Kashkari criticizes Bitcoin’s viability
Kashkari, known for his candid opinions on cryptocurrencies, reiterated his belief that Bitcoin has failed to prove its value as a functional currency. Despite the growing interest in digital assets, he argued that Bitcoin has not established itself as a viable or reliable financial instrument. In contrast, he showed optimism for generative artificial intelligence, which he said has demonstrated potential within two years of development.

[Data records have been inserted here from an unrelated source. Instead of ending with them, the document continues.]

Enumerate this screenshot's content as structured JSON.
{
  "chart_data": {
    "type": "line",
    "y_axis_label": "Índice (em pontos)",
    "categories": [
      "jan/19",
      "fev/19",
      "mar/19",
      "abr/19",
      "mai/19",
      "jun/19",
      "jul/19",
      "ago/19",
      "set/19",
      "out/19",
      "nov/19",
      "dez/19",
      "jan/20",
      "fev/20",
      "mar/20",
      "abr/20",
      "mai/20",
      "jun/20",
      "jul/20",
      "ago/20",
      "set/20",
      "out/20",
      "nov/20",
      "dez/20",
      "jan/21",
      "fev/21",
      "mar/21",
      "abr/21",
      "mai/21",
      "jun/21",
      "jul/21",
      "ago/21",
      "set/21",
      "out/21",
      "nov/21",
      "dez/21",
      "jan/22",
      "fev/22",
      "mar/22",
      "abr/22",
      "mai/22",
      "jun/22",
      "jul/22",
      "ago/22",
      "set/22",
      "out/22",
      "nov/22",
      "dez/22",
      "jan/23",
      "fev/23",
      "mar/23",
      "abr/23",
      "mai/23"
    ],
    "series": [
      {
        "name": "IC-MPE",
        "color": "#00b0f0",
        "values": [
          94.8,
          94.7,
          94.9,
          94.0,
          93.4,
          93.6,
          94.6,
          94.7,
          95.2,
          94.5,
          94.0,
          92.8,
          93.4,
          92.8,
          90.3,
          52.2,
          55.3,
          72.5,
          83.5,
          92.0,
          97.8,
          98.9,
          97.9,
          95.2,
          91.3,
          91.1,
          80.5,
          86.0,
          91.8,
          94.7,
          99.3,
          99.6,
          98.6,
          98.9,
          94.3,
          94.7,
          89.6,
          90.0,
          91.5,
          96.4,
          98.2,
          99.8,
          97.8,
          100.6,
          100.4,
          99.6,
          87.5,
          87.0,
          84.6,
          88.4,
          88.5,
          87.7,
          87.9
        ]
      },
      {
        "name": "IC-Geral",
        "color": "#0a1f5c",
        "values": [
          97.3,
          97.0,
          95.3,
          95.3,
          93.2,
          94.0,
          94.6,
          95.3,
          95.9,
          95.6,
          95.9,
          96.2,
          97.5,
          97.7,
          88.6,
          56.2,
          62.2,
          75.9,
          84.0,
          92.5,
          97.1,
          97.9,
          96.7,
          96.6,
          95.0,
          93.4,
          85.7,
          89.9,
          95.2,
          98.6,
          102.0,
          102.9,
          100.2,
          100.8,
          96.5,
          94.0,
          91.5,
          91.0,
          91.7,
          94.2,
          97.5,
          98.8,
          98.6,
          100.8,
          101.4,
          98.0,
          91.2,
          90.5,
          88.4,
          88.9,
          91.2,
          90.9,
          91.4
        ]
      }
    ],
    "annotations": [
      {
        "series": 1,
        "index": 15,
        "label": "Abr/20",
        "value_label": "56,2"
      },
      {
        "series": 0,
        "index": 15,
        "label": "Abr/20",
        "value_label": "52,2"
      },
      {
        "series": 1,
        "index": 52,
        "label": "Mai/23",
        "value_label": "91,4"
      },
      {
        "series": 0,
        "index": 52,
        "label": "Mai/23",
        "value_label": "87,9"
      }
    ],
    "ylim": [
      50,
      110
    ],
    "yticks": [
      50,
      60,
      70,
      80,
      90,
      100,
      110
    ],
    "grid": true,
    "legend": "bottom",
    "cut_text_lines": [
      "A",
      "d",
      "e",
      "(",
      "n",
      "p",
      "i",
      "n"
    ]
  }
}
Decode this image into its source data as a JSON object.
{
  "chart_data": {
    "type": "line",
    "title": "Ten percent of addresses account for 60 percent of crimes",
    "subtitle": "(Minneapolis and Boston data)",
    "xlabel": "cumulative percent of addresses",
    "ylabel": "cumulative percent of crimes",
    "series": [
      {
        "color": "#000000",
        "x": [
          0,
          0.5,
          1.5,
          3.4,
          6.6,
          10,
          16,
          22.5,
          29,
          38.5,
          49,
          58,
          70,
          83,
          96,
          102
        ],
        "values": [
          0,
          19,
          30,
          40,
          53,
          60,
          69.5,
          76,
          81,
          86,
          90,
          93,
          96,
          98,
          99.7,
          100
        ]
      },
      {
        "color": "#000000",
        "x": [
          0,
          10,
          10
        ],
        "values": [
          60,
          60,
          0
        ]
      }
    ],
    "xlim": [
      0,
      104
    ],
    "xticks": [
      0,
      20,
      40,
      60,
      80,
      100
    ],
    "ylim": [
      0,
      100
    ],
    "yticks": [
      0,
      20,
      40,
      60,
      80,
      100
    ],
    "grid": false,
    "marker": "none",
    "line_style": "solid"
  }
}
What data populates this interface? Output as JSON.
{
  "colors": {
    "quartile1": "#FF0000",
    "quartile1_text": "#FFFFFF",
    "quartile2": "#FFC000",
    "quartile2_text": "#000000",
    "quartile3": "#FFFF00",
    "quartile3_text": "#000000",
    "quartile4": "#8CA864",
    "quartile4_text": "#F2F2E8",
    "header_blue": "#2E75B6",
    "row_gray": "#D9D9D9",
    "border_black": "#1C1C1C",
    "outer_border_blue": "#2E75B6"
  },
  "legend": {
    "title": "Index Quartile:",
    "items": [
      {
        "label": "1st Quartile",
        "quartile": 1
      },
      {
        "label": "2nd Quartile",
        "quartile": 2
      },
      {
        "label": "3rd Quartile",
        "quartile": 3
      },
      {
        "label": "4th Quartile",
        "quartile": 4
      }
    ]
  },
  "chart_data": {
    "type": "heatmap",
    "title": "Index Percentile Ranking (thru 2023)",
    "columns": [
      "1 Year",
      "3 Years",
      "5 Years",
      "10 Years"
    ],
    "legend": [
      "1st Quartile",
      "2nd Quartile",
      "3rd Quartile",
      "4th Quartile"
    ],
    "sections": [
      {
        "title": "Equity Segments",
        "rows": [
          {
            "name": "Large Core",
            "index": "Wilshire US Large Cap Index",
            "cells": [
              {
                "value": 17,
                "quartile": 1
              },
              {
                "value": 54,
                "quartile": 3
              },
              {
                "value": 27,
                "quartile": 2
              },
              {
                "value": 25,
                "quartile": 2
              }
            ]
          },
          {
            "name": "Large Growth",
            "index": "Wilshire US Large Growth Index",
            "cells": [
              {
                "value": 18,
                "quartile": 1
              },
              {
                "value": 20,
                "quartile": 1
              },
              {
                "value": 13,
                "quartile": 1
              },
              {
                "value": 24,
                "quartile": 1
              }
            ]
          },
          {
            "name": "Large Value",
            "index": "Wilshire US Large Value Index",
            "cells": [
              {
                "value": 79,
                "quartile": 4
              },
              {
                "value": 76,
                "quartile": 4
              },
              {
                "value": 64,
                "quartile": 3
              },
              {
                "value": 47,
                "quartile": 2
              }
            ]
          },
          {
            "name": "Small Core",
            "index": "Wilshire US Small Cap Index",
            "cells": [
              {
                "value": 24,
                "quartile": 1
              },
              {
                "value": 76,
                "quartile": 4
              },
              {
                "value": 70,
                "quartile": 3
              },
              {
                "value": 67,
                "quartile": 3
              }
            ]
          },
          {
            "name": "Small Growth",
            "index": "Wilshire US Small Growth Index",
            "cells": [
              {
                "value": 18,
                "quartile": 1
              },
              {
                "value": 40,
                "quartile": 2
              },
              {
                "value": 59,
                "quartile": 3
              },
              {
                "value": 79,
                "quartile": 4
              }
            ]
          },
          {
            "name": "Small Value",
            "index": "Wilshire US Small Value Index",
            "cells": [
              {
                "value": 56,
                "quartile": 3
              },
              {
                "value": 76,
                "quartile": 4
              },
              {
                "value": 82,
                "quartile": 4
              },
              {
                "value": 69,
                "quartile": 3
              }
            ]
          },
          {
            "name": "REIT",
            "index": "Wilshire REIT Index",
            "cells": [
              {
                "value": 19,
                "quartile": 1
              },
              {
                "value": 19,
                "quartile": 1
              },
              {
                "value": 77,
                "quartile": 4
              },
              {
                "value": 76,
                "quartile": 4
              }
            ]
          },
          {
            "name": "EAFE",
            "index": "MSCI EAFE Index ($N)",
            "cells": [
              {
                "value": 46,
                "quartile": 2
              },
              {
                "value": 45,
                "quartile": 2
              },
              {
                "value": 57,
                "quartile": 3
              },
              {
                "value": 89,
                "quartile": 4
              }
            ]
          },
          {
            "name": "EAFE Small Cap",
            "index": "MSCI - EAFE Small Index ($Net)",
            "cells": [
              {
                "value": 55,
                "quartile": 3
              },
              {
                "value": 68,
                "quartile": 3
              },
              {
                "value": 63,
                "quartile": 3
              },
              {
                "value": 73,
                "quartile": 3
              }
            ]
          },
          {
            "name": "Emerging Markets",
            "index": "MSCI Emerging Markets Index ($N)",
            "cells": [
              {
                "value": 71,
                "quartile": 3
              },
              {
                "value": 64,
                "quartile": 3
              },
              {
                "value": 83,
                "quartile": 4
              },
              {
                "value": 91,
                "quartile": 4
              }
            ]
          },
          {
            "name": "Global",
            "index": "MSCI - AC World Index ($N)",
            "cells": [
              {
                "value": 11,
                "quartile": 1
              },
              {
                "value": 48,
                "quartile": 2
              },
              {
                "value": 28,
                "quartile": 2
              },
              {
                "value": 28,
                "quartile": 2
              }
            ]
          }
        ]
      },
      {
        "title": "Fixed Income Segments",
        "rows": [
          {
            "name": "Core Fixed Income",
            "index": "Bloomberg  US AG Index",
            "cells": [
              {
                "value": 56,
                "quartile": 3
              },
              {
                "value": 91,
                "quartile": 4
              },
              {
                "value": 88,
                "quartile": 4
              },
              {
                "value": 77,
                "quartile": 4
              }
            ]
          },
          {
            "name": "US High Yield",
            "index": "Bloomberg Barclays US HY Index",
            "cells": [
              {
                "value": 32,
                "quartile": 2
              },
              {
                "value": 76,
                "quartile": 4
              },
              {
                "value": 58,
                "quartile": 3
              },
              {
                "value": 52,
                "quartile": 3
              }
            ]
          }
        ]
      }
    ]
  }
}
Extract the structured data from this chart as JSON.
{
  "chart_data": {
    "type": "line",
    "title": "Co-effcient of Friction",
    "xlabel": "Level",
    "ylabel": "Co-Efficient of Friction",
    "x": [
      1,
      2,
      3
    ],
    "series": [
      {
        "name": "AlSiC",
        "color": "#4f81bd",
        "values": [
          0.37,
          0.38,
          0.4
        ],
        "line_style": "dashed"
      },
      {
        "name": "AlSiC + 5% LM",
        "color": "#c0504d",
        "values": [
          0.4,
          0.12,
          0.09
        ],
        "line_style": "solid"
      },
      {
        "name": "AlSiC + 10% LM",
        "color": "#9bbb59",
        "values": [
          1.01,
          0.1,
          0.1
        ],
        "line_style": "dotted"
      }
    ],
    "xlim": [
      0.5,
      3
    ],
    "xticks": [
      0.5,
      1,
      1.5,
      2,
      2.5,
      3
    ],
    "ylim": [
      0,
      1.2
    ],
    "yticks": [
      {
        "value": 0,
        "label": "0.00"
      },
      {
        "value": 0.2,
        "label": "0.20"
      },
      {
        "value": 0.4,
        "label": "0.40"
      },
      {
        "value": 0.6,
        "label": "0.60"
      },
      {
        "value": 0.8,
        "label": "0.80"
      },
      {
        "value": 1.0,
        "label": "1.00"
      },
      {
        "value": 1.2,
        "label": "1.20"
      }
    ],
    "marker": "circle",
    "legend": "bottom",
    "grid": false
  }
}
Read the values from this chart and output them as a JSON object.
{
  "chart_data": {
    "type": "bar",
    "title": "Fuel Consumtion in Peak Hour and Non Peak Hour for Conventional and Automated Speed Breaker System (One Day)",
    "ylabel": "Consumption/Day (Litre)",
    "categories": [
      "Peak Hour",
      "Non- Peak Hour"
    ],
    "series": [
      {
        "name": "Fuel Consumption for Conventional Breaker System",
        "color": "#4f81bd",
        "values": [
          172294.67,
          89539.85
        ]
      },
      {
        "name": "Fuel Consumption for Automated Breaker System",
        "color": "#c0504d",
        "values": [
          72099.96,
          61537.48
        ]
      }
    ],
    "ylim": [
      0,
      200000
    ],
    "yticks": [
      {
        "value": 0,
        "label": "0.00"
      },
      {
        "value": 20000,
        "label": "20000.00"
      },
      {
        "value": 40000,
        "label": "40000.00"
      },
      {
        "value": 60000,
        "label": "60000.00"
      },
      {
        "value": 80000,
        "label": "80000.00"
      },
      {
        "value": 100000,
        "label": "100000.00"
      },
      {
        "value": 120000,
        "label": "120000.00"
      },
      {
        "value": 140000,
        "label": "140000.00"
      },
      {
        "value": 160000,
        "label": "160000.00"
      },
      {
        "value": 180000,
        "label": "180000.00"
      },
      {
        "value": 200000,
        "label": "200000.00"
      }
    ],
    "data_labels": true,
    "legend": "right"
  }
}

While Kashkari is antagonistic, Bitcoin has demonstrated notable price performance over time. The cryptocurrency saw significant gains in 2012, 2016, and 2020, with this year’s rise of 45%. However, Bitcoin’s volatility remains a concern, especially as the U.S. approaches what some analysts have dubbed the “Bitcoin elections” in 2024.
Kashkari also addressed broader economic issues, affirming that the U.S. labor market remains robust and inflation rates are downward. He argued that pushing unemployment higher to curb inflation would be detrimental, suggesting that reducing labor demand could significantly increase joblessness. His remarks indicate that the Fed will not take extreme measures to combat inflation, instead opting for a balanced approach based on economic data.
On the global front, Kashkari dismissed concerns that China poses a significant economic threat to the United States. He noted that the Chinese yuan is unlikely to surpass the U.S. dollar as the world’s reserve currency, reinforcing the dollar’s dominance in global financial markets.
Bitcoin’s market activity and ETF demand
Despite Kashkari’s skepticism, Bitcoin continues to attract investors’ attention. Recent data shows a surge in demand for U.S. spot Bitcoin exchange-traded funds (ETFs), with inflows totaling over $800 million between October 11th and October 14th. This growing interest suggests that institutional investors are looking for new ways to gain exposure to the asset.
However, according to CoinGecko, Bitcoin’s performance in the third quarter of 2024 was relatively stagnant, with prices up only 0.8%. Gold outperformed Bitcoin with a 13.8% increase, driven by concerns over a potential economic slowdown in the United States. Other asset classes, like the Japanese yen, also saw notable gains after the Bank of Japan raised interest rates in August.
According to CryptoQuant data, Bitcoin’s reserves on centralized exchanges are at an all-time low. As a result, investors are increasingly choosing non-custodial options to hold their cryptocurrency, signaling growing confidence in the asset.
The potential impact of 2024 U.S. elections on Crypto
The 2024 U.S. elections could significantly impact Bitcoin and the broader cryptocurrency market. Both leading candidates, Donald Trump and Kamala Harris, have pledged to foster a more crypto-friendly regulatory environment. Trump, in particular, has been vocal about his support for digital assets, promising to make the U.S. a global hub for cryptocurrency if re-elected. As Bitcoin continues to navigate a volatile market, its future performance will likely be influenced by the outcome of the elections and shifting investor sentiment.